Mit diesen Worten endet der kurze Lebenslauf

Den Lebenslauf verfasste 1917 Lic. Dr. Siedel, Hofprediger und Konsistorialrat in Dresden, vormals Pfarrer in Röhrsdorf von 1891-1902.

Erneut veröffentlicht, ergänzt und kommentiert von Christoph Rechenberg im Amtsblatt der Kommune Klipphausen von Ostern - August 2017

 

[26] Mit Gemeinde war die Kirchgemeinde gemeint, wie aus dem Abschnitt hervorgeht.

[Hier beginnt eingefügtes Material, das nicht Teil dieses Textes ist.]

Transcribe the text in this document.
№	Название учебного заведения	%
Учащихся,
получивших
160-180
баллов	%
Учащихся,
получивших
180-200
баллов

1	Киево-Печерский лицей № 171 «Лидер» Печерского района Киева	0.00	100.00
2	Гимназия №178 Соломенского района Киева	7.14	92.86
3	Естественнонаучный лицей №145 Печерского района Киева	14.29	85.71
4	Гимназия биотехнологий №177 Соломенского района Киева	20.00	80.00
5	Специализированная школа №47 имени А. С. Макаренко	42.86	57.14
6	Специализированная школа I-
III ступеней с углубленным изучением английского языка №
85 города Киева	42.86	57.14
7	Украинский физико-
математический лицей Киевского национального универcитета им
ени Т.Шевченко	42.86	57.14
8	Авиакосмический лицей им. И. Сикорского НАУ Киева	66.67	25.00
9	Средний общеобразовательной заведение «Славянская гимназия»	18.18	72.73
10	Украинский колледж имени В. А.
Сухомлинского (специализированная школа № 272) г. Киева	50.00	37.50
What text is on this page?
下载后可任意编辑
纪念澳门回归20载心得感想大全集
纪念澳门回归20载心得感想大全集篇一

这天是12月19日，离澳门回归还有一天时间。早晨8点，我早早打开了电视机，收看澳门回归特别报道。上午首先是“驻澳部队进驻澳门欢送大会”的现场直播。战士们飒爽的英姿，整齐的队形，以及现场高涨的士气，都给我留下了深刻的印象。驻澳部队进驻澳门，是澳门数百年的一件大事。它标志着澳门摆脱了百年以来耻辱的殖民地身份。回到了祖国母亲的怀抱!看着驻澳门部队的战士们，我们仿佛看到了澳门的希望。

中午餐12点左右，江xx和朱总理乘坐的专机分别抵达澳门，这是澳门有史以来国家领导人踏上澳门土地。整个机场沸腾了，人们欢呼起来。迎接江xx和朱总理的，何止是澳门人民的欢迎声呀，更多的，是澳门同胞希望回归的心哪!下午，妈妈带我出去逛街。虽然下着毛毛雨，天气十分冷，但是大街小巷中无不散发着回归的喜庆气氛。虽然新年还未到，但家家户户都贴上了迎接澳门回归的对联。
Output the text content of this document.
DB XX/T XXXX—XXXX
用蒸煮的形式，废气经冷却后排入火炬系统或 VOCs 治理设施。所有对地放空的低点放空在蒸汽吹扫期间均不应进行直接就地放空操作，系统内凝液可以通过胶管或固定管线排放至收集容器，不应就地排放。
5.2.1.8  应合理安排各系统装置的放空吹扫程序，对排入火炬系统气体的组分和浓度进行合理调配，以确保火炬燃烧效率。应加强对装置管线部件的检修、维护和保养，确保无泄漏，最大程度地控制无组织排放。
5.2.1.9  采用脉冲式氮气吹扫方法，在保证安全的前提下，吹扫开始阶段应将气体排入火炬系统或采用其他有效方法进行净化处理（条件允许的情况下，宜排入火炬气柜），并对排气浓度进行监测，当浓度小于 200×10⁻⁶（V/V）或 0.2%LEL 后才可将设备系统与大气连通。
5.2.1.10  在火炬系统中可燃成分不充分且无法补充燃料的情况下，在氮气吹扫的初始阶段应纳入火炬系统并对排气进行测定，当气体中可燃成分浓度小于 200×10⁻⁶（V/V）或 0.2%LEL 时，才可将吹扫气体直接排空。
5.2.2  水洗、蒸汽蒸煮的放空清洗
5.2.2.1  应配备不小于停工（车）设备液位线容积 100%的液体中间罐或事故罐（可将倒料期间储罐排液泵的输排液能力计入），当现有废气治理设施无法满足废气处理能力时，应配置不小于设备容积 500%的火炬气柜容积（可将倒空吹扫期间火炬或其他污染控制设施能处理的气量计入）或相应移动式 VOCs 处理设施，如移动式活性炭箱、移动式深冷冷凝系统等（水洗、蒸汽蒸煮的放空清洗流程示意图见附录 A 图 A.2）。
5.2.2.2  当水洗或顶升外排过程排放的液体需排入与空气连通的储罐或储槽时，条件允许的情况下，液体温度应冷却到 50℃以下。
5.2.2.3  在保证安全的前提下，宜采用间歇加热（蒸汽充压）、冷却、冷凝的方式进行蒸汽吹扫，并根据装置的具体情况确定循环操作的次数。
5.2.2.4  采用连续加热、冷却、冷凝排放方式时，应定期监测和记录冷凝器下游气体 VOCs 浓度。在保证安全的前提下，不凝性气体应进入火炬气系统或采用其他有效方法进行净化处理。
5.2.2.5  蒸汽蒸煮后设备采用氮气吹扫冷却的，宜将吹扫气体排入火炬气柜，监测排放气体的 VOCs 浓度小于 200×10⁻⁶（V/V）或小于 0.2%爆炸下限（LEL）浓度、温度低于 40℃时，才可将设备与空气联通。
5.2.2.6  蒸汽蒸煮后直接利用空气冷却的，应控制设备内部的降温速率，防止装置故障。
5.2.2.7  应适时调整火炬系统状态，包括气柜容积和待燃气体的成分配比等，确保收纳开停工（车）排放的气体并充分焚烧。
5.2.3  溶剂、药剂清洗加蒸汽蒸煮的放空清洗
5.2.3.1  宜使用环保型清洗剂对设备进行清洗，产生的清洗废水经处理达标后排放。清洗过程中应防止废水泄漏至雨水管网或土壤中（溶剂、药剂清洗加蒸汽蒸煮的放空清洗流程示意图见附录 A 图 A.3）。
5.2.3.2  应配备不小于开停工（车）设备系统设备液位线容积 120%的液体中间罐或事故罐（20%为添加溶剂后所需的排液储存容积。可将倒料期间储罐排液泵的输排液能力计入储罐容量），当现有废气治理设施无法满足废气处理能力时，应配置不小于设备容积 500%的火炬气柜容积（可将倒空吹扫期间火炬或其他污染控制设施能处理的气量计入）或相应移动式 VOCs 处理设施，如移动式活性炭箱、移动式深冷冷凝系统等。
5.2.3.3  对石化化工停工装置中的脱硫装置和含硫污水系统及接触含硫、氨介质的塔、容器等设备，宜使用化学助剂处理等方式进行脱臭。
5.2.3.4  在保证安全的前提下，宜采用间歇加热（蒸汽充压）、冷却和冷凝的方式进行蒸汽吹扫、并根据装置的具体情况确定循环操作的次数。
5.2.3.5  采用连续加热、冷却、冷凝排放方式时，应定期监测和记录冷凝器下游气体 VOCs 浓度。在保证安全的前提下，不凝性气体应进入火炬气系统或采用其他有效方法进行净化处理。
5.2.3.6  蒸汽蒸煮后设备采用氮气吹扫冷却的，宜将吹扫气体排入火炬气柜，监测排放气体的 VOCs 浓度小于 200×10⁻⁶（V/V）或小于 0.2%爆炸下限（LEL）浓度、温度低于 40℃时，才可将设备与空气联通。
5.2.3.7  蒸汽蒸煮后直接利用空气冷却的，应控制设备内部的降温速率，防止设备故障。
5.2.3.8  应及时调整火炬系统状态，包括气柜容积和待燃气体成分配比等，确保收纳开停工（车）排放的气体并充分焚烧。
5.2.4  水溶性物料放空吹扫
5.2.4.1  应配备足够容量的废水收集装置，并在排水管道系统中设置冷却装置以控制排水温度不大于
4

[27] (Siehe auch Linkselbischer Bote 09/2010) Damit ist eine Art Kindergarten oder eine Vorschule gemeint. Die Leitung hatte eine Diakonisse aus dem Diakonissenhaus in Dresden, die Kosten wurden von der Prinzessin übernommen. Aus heutiger Sichte eine pädagogisch hochmoderne Einrichtung und frei von Elternbeiträgen, die bei unseren Kindergärten heute erhoben werden. Es gab also in Klipphauen schon vor etwa 150 Jahren eine kostenfrei Kindergartenplatzgarantie, dort sind  wir heute noch nicht angelangt. Die Kostenfreiheit machte es allen Eltern möglich, ihre Kinder in diese Einrichtung zu schicken. Auch Ihre Cousine, die mit dem Bruder ihres Schwiegervaters verheiratet war und die sie nach dem Tod Ihres Mannes oft besuchte, Eleonore Prinzessin Reuß j.L.Köstritz in Jänkendorf bei Niesky hatte so eine segensreiche Einrichtung errichtet und ebenso der bedeutende Pastor Samuel Roller in Lausa (heute Weixdorf bei Dresden) hatte mit Hilfe der Hermsdorfer Patronatsherrschaft derer von Waldenburg-Schönburg in Lausa um 1840 eine Kleinkinderschule errichtet. Übrigens war Roller 1821 der Pate von Prinz Heinrich IV. Reuß, dem Bruder des verstorbenen Ehemannes der Prinzessin. Pastor Roller war mit der Familie Reuß sowie mit vielen anderen Adelsfamilien eng befreundet, er unterrichtete in seinem Pfarrhaus „mit Pension“ in Lausa viele der Söhne adliger Familien oder vornehmer Bürger aus Dresden und führte sie nach der Glaubensunterweisung und der Einführung in den Lutherischen Katechismus zur Konfirmation. (Siehe dazu Wilhelm von Kügelchen „Jugenderinnerungen eines alten Mannes“ posthum veröffentlicht 1925)

Zu Pastor Roller finden sich weitere Informationen im Ziller-Apfelkalender für 2018, der im Pfarramt Röhrsdorf erhältlich ist.

[28] Todestag Ihres Mannes 1869

[29] Über diesen Brauch wird später noch in einem extra Zeitfenster zu berichten sein.